One important clue to the upstream components of the cadherin-activated Rac pathway comes from the lipid kinase, PI3 kinase. PI3 kinase is capable of activating Rac, probably by recruiting to the membrane GEF(s) containing PH domains that recognize PI-(3,4,5)-P3 (PIP3) (Hawkins et al., 1995; Coniglio et al., 2001). Indeed, several Rac-specific GEFs, including Tiam-1, contain PH domains that recognize PIP3. Importantly, cadherin ligation can recruit Type 1A PI3 kinase to the cadherin complex and stimulate PI3 kinase activity (Pece et al., 1999; Kovacs et al., 2002a). Moreover, inhibition of PI3 kinase activity prevented full stimulation of Rac by E-cadherin (Nakagawa et al., 2001; Kovacs et al., 2002a). Together, these data suggest a role for PI3 kinase as an upstream activator of Rac in cadherin-activated signaling. It should be noted that although PI3 kinase inhibition very potently blocked cadherin contact formation and adhesion, it did not fully abolish Rac activation by E-cadherin (Kovacs et al., 2002a). Therefore, PI3 kinase is unlikely to be the sole mechanism for E-cadherin to activate Rac.

Finally, classical cadherins may influence the precise sites at the plasma membrane where Rho family signaling occurs. As noted above, interest in Rho family signaling was first occasioned by evidence that these molecules localized to adherens junctions. At least for Rac, it is clear that this molecule is not found at all cadherin contacts: instead it appears to principally recruit to newly forming contacts. This may be an indirect consequence of cadherin signaling, especially local generation of PIP3 by PI3 kinase (Hansen et al., 2002; Kovacs et al., 2002a). In addition, it is also possible that proteins of the cadherin–catenin complex can associate directly with Rho family proteins. Of note, Magie et al. (2002) demonstrated recently that purified α-catenin and p120-ctn could both bind to Rho, supporting earlier evidence for a direct biochemical association between p120-ctn and Rho (Anastasiadis et al., 2000). Moreover, p120-ctn was necessary for Rho to accumulate in Drosophila adherens junctions. Multiple mechanisms may therefore exist to ensure the spatial fidelity of cadherin signaling.
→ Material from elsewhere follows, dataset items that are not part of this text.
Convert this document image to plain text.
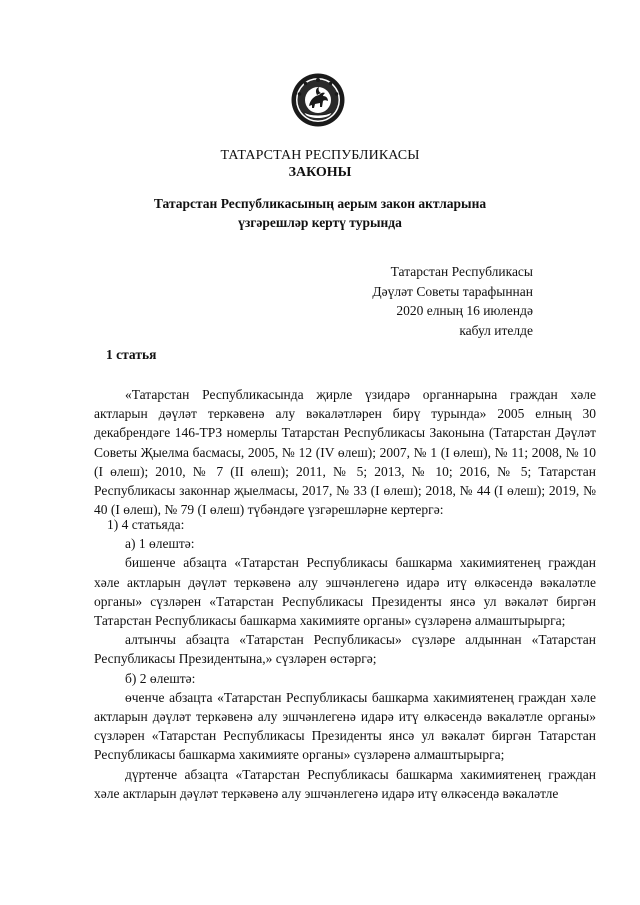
ТАТАРСТАН РЕСПУБЛИКАСЫ
ЗАКОНЫ
Татарстан Республикасының аерым закон актларына
үзгәрешләр кертү турында
Татарстан Республикасы
Дәүләт Советы тарафыннан
2020 елның 16 июлендә
кабул ителде
1 статья

«Татарстан Республикасында җирле үзидарә органнарына граждан хәле актларын дәүләт теркәвенә алу вәкаләтләрен бирү турында» 2005 елның 30 декабрендәге 146-ТРЗ номерлы Татарстан Республикасы Законына (Татарстан Дәүләт Советы Җыелма басмасы, 2005, № 12 (IV өлеш); 2007, № 1 (I өлеш), № 11; 2008, № 10 (I өлеш); 2010, № 7 (II өлеш); 2011, № 5; 2013, № 10; 2016, № 5; Татарстан Республикасы законнар җыелмасы, 2017, № 33 (I өлеш); 2018, № 44 (I өлеш); 2019, № 40 (I өлеш), № 79 (I өлеш) түбәндәге үзгәрешләрне кертергә:

1) 4 статьяда:

а) 1 өлештә:

бишенче абзацта «Татарстан Республикасы башкарма хакимиятенең граждан хәле актларын дәүләт теркәвенә алу эшчәнлегенә идарә итү өлкәсендә вәкаләтле органы» сүзләрен «Татарстан Республикасы Президенты янсә ул вәкаләт биргән Татарстан Республикасы башкарма хакимияте органы» сүзләренә алмаштырырга;

алтынчы абзацта «Татарстан Республикасы» сүзләре алдыннан «Татарстан Республикасы Президентына,» сүзләрен өстәргә;

б) 2 өлештә:

өченче абзацта «Татарстан Республикасы башкарма хакимиятенең граждан хәле актларын дәүләт теркәвенә алу эшчәнлегенә идарә итү өлкәсендә вәкаләтле органы» сүзләрен «Татарстан Республикасы Президенты янсә ул вәкаләт биргән Татарстан Республикасы башкарма хакимияте органы» сүзләренә алмаштырырга;

дүртенче абзацта «Татарстан Республикасы башкарма хакимиятенең граждан хәле актларын дәүләт теркәвенә алу эшчәнлегенә идарә итү өлкәсендә вәкаләтле
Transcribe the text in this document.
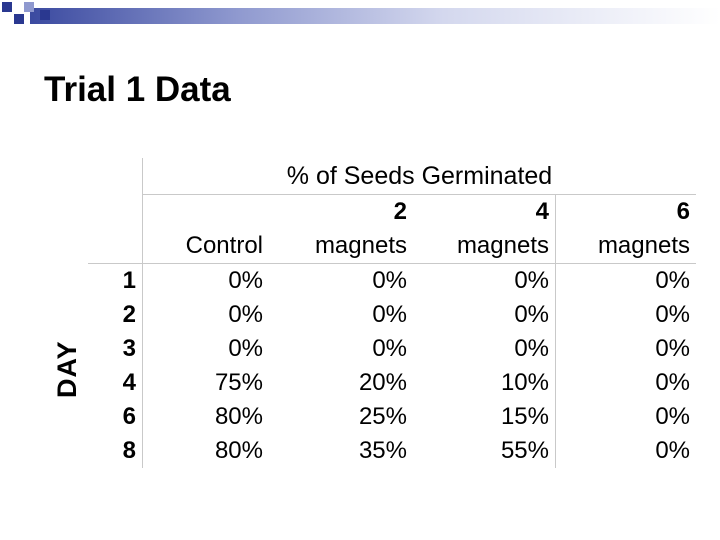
Trial 1 Data
DAY
	% of Seeds Germinated			
		2	4	6
	Control	magnets	magnets	magnets
1	0%	0%	0%	0%
2	0%	0%	0%	0%
3	0%	0%	0%	0%
4	75%	20%	10%	0%
6	80%	25%	15%	0%
8	80%	35%	55%	0%
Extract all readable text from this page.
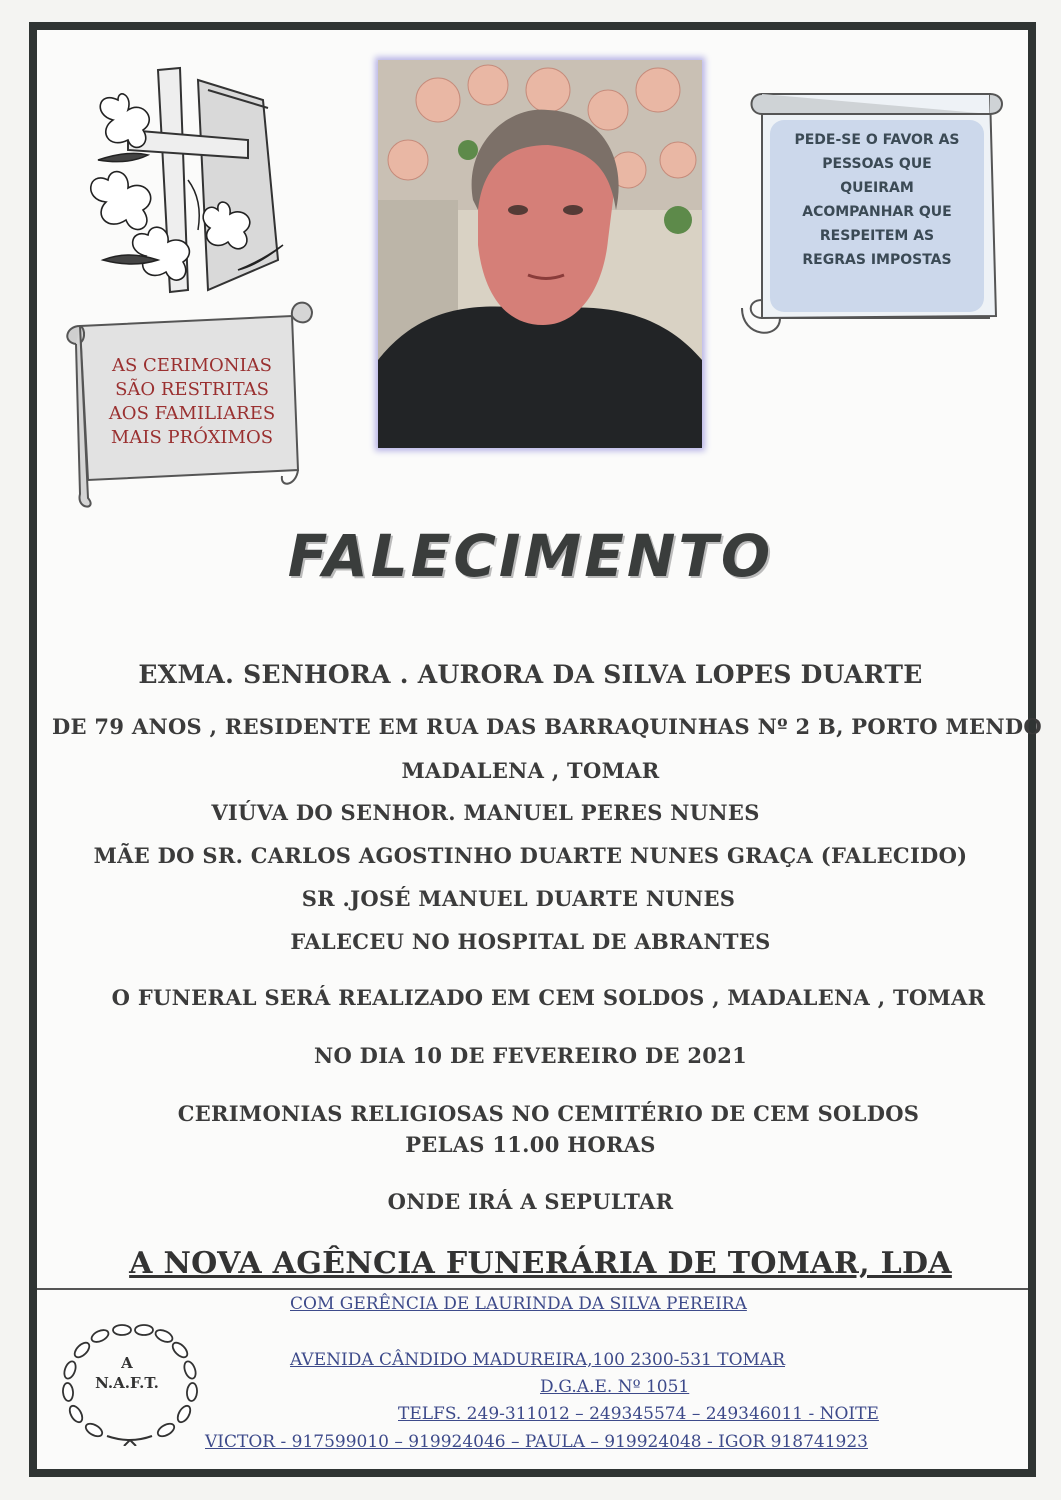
AS CERIMONIAS
SÃO RESTRITAS
AOS FAMILIARES
MAIS PRÓXIMOS
PEDE-SE O FAVOR AS
PESSOAS QUE
QUEIRAM
ACOMPANHAR QUE
RESPEITEM AS
REGRAS IMPOSTAS
FALECIMENTO
EXMA. SENHORA . AURORA DA SILVA LOPES DUARTE
DE 79 ANOS , RESIDENTE EM RUA DAS BARRAQUINHAS Nº 2 B, PORTO MENDO
MADALENA , TOMAR
VIÚVA DO SENHOR. MANUEL PERES NUNES
MÃE DO SR. CARLOS AGOSTINHO DUARTE NUNES GRAÇA (FALECIDO)
SR .JOSÉ MANUEL DUARTE NUNES
FALECEU NO HOSPITAL DE ABRANTES
O FUNERAL SERÁ REALIZADO EM CEM SOLDOS , MADALENA , TOMAR
NO DIA 10 DE FEVEREIRO DE 2021
CERIMONIAS RELIGIOSAS NO CEMITÉRIO DE CEM SOLDOS
PELAS 11.00 HORAS
ONDE IRÁ A SEPULTAR
A NOVA AGÊNCIA FUNERÁRIA DE TOMAR, LDA
COM GERÊNCIA DE LAURINDA DA SILVA PEREIRA
A
N.A.F.T.
AVENIDA CÂNDIDO MADUREIRA,100 2300-531 TOMAR
D.G.A.E. Nº 1051
TELFS. 249-311012 – 249345574 – 249346011 - NOITE
VICTOR - 917599010 – 919924046 – PAULA – 919924048 - IGOR 918741923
Signaling to and away from the membrane

To conclude, we believe that recent developments firmly establish the principle that classical cadherins function both as mediators of cell surface adhesion, and as adhesion-activated cell surface receptors. These functions are likely to be intimately interrelated. We have focused on positive signaling pathways responsible for cadherin–actin cooperation at the plasma membrane, processes relevant to contact formation, cell-upon-cell locomotion, and cellular recognition. However, there are already signs that cadherin signaling is even more complex. Both Rac and PI3 kinase signaling ramify beyond the plasma membrane to control processes such as cell proliferation and apoptosis. Interestingly, cadherin activated PI3 kinase signaling induced the recruitment to, and phosphorylation of, Akt (PKB) (Watton and Downward, 1999; Kovacs et al., 2002a), an enzyme well implicated in controlling apoptosis. Moreover, it is possible that the numerous protein–protein interactions reported between classical cadherins and other signaling molecules reflect alternate modes of cadherin signaling. For example, VE-cadherin can condition VEGF signaling in endothelial cells (Carmeliet et al., 1999) and it has been suggested that E-cadherin may cocluster and activate EGF receptor signaling in a manner independent of EGF itself (Pece and Gutkind, 2000). Heterotypic cis-interactions between cadherins and receptor tyrosine kinases may therefore constitute a separate paradigm of cadherin-activated signaling. All told, it is likely to be an exciting and challenging time for those of us interested in understanding what happens when two cells touch.